A more fundamental point, however, is that even if a statistical correlation exists, say between a PGx variant and drug levels, this remains a far cry from establishing that such an association has any clinical relevance. Indeed, given the number of factors that influence drug efficacy and adverse reactions, any given PGx variant, regardless of the existence of a statistical correlation, will not necessarily matter in any meaningful way from a patient’s perspective. This is illustrated robustly by recent work demonstrating that PGx guidance for warfarin dosing, long a poster child for the PGx field, simply does not matter when using this agent.28,29

Thus, while many associations are suggested by ongoing studies, not all remain statistically significant after replication studies, and few reach a level at which clinical implementation is warranted. Thus, the notion, suggested by Nishimura et al.,24 that substantial resources are required to keep their alerts up to date is questionable. In reality, those resources would be far better used to determine what PGx associations (probably few, given the track record thus far) may actually improve patient outcomes. The responsible approach to the introduction of pharmacogenetic testing, or to the use of genetic data when collected preemptively, is to wait until the scientific evidence is robust enough to warrant its use. This advice holds as well for studies that examine people’s attitudes, preferences, and intentions; how to design bioinformatics pipelines; and the design of counseling services and informed consent. Such studies will be needed but are meaningful only when it is clear what genetic tests should ultimately be introduced in practice.

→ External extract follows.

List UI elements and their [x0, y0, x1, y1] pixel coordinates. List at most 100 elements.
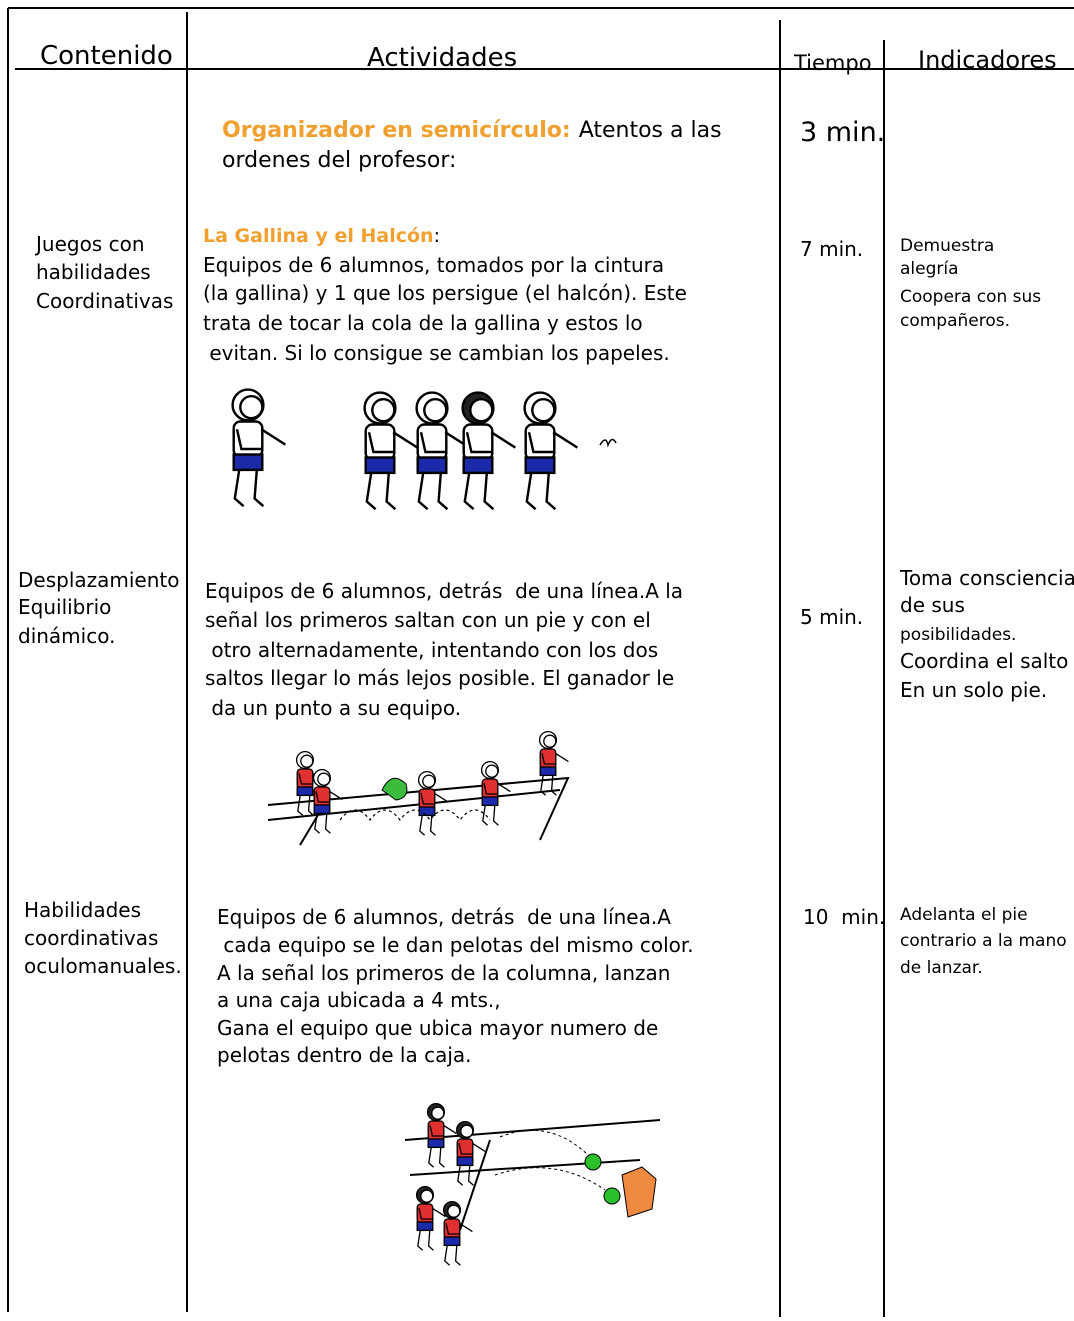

Finally, we should also not be seduced by the facile notion that if one engages in whole-exome sequencing and generates secondary information (such as PGx data), that such information is “free” and now ripe for clinical application. Whether clinical information is initially generated at high cost, low cost, or no cost is beside the point. The clinical use of information that does not improve patient outcomes just because it is “free” ignores the fact that the inappropriate use of medical data has substantial downstream costs in terms of both patient well-being and money. Moreover, opportunity costs are very real in medicine; the inappropriate use of data to guide clinical decisions inevitably precludes more important expenditures of time and resources in patient care.

It is understandable that the potential of PGx to improve patient care has generated excitement. The notion that we could guide the use of drugs through genomic information is tantalizing. But unfortunately, that vision remains far from realized for the vast majority of medications after enormous expenditures of time and money. Given that after many years of effort very few examples of PGx application have shown much promise for actually improving patient outcomes, we should recognize the likely reality that the role of PGx guidance will be limited to relatively few agents.

We do not propose to thwart scientific progress, but, rather, to simply advocate for spending precious time and resources wisely. The appropriate first steps before introducing preemptive sequencing into the routine clinical arena is to demonstrate clinical validity and at least a reasonable suggestion of clinical utility.30 So far, for the vast majority of pharmacogenetic tests, the evidence lags far behind.

Disclosure

The authors declare no conflict of interest.